Mike- my favorite is the Lime Inn , second would be the Fish Trap. There are tons of great restaurants, but most only serve dinner. Lime Inn is outside and has a really cute gallery-type Caribbean gift shop next store - the Pink Papaya. Have fun!

----------


## MIke R

thanks...Lime Inn it will be then....

----------


## dgregg

Hi, we just returned from St. John several weeks ago. Another idea would be to drive the five minute drive north of Cruz Bay and lunch at Caneel Bay.  They have two options at lunch: a rather pricey buffet or the restaurant which serves sandwhiches, burgers (very tasty) and salads.  The ambience is very nice at the more causal restaurant, both are near the beach, and the grounds are very beautiful and worth the trip. Good Luck.

----------


## ChipN

MikeR,
If you have a car try Skinny Legs in Coral Bay.  I assume you will be wanting to drive around the island and Coral Bay is on the Eastern End of the island, opposite where you will pick up your car in Cruz Bay.  Skinny Legs is a great old "hippy" place with good burgers, flying fish sandwiches, and excellent drinks.  On top of all that it is a great 1/2 way point on a tour of the island.
Chip

----------


## Jeanette

MikeR,

Given that I have enjoyed reading hundreds of your posts about St. Barths, I would be very safe in assuming that you would LOVE Skinny Legs and are not the Caneel Bay type.  Skinny Legs is as close as you can get to a true Le Select feel while on St. John (with GREAT burgers) and Caneel Bay, while lovely, would remind you of a lunch at Isle de France.  If you are looking more toward a leisurely "resort-type" lunch with a truly magnificent view for your mom, then by all means take her to Caneel Bay.  The Lime Inn and Fish Trap are both terrific recommendations if you want to eat right in "town."  As noted, Skinny Legs is on the other side of the island from Cruz Bay.

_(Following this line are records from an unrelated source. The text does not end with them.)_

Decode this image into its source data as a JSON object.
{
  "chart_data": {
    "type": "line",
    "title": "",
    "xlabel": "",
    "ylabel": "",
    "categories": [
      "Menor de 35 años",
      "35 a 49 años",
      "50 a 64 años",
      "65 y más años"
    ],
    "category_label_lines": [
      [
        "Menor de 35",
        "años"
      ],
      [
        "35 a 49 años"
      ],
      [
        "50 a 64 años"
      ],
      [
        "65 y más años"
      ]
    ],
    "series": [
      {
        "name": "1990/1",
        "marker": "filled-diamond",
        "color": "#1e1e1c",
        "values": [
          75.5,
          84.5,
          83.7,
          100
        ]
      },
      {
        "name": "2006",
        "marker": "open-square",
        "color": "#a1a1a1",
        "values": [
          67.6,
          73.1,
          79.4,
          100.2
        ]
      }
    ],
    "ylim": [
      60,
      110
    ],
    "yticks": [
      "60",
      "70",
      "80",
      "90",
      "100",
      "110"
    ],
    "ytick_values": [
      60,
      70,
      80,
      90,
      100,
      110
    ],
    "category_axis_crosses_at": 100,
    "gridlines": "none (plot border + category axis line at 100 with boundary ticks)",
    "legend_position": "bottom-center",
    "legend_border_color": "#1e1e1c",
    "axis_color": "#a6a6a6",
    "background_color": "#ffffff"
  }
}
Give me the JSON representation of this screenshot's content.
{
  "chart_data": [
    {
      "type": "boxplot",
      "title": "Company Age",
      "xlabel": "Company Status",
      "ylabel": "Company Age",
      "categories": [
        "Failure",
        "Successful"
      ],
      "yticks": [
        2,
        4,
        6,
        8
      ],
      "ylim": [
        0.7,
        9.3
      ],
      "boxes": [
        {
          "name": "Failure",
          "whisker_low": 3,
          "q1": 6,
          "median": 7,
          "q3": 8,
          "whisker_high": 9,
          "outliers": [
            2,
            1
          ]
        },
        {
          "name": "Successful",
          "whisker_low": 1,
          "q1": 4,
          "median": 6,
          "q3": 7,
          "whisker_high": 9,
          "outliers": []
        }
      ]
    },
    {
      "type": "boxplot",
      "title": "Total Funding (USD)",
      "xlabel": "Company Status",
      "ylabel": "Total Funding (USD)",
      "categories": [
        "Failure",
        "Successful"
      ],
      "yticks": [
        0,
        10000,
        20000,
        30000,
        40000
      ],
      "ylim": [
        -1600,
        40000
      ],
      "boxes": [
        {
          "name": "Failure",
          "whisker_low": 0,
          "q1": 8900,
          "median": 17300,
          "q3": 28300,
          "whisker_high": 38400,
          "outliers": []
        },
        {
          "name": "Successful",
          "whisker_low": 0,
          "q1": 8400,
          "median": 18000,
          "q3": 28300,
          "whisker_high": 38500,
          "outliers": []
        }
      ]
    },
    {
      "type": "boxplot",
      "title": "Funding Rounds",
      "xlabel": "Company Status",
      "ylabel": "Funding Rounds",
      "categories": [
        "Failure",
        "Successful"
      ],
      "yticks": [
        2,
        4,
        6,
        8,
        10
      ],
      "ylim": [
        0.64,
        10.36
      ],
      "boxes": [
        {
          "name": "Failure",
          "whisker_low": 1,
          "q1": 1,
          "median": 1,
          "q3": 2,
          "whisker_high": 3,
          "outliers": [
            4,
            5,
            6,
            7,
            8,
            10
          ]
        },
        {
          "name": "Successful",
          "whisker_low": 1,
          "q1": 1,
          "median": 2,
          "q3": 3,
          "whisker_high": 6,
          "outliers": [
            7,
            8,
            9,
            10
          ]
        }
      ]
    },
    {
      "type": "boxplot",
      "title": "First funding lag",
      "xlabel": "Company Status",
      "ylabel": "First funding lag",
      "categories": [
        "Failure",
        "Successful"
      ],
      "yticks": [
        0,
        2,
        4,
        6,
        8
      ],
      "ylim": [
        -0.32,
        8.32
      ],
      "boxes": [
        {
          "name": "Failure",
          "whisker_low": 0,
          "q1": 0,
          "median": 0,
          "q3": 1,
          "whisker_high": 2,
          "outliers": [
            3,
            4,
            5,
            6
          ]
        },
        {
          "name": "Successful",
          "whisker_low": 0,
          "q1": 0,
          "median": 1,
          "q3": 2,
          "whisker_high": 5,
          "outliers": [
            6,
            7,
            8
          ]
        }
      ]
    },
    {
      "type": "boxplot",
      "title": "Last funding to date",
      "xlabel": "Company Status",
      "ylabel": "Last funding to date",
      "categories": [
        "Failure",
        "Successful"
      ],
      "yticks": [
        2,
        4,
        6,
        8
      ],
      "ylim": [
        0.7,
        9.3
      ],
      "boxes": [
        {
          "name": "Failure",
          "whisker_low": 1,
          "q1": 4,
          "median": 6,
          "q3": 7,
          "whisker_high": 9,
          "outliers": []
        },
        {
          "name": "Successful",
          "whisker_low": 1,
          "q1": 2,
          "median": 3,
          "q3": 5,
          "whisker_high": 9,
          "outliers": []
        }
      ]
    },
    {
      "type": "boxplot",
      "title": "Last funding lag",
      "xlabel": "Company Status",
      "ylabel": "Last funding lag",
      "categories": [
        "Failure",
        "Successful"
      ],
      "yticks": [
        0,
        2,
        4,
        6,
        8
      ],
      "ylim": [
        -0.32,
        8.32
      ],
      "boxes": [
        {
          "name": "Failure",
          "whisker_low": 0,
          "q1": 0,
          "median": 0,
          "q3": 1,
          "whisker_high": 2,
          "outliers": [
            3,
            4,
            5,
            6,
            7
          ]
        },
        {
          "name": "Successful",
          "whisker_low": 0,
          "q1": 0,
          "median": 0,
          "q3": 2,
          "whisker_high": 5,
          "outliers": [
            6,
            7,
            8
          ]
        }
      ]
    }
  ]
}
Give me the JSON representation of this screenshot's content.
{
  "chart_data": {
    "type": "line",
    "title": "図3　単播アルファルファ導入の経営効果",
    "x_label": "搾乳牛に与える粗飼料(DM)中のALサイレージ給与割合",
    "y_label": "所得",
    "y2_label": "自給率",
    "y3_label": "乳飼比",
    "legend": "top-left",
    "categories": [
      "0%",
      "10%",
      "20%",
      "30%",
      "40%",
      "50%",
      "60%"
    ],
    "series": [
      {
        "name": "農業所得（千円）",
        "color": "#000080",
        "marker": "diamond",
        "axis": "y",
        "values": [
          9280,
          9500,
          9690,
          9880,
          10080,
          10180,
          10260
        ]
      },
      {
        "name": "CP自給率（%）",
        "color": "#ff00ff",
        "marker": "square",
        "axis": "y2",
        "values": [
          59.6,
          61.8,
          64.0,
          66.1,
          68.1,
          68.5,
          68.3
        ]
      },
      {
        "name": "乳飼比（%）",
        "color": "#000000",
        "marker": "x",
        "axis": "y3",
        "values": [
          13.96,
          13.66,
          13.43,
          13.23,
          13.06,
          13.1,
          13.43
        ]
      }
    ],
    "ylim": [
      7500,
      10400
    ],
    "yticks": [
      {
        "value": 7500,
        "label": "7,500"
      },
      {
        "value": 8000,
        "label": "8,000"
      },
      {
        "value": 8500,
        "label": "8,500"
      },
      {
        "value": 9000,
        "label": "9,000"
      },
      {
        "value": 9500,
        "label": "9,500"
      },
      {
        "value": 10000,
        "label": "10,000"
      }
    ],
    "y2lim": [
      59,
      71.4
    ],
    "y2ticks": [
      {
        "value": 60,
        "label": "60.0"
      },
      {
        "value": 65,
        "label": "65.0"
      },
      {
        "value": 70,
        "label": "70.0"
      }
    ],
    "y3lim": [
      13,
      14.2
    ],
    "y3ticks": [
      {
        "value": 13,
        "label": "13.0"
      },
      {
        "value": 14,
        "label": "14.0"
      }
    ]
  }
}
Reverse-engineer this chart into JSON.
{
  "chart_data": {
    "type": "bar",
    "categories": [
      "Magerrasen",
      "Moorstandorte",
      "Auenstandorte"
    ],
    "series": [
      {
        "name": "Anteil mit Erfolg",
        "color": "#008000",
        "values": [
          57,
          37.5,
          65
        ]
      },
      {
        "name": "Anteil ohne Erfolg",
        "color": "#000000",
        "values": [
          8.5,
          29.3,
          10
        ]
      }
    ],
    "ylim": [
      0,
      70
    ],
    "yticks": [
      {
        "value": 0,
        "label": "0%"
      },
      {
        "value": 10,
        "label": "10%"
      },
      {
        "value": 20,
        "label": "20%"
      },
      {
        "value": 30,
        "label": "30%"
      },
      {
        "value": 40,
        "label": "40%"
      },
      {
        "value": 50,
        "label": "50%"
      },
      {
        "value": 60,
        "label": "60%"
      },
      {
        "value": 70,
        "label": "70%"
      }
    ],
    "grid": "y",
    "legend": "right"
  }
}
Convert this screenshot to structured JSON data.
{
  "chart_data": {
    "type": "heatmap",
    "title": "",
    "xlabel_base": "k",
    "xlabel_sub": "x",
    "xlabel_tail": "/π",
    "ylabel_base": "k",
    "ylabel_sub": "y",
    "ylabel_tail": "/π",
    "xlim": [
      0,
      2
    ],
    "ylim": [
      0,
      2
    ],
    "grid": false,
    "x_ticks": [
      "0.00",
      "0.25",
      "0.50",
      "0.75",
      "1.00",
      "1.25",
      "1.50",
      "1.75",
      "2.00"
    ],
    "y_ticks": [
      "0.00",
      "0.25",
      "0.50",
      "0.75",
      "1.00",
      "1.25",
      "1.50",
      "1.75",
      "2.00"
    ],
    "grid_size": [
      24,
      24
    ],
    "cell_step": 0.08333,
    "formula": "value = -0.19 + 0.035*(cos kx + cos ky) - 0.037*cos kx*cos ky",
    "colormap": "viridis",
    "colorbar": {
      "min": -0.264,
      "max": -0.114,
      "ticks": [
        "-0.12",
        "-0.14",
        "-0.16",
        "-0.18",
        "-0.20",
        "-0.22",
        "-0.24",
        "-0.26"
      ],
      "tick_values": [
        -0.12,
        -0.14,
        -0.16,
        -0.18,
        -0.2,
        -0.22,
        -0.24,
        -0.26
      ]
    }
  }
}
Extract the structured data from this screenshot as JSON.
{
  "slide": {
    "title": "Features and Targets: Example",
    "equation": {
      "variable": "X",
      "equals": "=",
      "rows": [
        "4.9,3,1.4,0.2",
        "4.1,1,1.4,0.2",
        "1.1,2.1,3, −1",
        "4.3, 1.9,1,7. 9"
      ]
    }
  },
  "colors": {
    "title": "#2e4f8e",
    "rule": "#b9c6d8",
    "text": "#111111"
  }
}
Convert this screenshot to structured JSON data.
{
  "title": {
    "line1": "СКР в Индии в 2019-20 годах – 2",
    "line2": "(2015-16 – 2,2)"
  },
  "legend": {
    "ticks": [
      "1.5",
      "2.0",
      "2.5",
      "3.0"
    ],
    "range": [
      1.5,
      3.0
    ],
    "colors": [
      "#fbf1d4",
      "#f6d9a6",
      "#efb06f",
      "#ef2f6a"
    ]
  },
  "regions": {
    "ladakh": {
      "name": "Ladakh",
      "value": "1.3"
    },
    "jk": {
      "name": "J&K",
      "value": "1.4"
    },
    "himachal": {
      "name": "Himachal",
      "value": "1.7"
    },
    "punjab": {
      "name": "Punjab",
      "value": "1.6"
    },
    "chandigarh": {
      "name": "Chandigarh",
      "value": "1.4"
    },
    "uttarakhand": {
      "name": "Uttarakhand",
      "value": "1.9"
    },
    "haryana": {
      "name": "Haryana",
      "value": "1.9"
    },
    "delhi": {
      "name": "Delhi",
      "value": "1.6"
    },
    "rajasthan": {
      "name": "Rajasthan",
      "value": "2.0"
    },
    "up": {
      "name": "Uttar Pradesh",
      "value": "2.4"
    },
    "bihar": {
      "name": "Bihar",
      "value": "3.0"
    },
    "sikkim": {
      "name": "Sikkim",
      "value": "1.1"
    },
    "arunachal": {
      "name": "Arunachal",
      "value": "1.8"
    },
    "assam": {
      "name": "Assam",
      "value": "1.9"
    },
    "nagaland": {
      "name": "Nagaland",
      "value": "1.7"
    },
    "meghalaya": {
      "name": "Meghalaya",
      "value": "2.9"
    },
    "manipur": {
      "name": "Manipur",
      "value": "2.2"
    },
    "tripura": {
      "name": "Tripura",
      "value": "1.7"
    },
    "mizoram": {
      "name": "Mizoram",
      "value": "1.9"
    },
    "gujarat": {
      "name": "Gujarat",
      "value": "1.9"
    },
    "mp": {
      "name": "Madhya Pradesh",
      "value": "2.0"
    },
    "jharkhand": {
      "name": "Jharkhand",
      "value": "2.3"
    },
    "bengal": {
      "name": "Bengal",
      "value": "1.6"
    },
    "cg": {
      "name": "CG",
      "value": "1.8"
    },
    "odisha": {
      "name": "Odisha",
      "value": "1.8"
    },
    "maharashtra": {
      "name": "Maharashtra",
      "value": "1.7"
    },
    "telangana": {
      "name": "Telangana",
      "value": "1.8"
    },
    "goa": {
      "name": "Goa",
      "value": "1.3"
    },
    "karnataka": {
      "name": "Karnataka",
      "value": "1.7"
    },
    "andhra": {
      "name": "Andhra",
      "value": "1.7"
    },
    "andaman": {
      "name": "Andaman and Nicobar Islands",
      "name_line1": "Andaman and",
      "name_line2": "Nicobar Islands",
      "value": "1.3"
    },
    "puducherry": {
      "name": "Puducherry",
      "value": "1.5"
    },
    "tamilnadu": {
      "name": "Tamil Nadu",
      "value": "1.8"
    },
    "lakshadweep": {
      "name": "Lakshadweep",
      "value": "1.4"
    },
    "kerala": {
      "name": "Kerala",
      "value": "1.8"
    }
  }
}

Enjoy your day on St. John.  It is a glorious, pristine island.

Jeanette

----------


## MIke R

well Jeanette thank you for your response...but this thread is a year old!!....we ate at the Lime Inn and it was very nice..however, coincidentally....we will be on St John's again  on April 4th and will check out the  Caneel Bay..Skinny Legs is more me but with Mom in tow...concessions must be made....having lived in St coix for some time I have been in love with St John for a while,..there are few better beaches to found anywhere

----------


## Eric

Jeanette or ChipN,
Did Skinny Legs used to be the Don Carlos Mexican Seafood Cantina? My father in law &amp; I had lunch there once...great location.
Eric

----------


## ChipN

Eric,
Sorry about the delay in replying.  I just got down to this forum for the first time in awhile.  Not sure about Skinny Legs being the place you referenced.  I do know that it has been Skinny Legs for at least 15 years.  It is in Coral Bay very close to the harbour.  Hope that helps.
ChipN

----------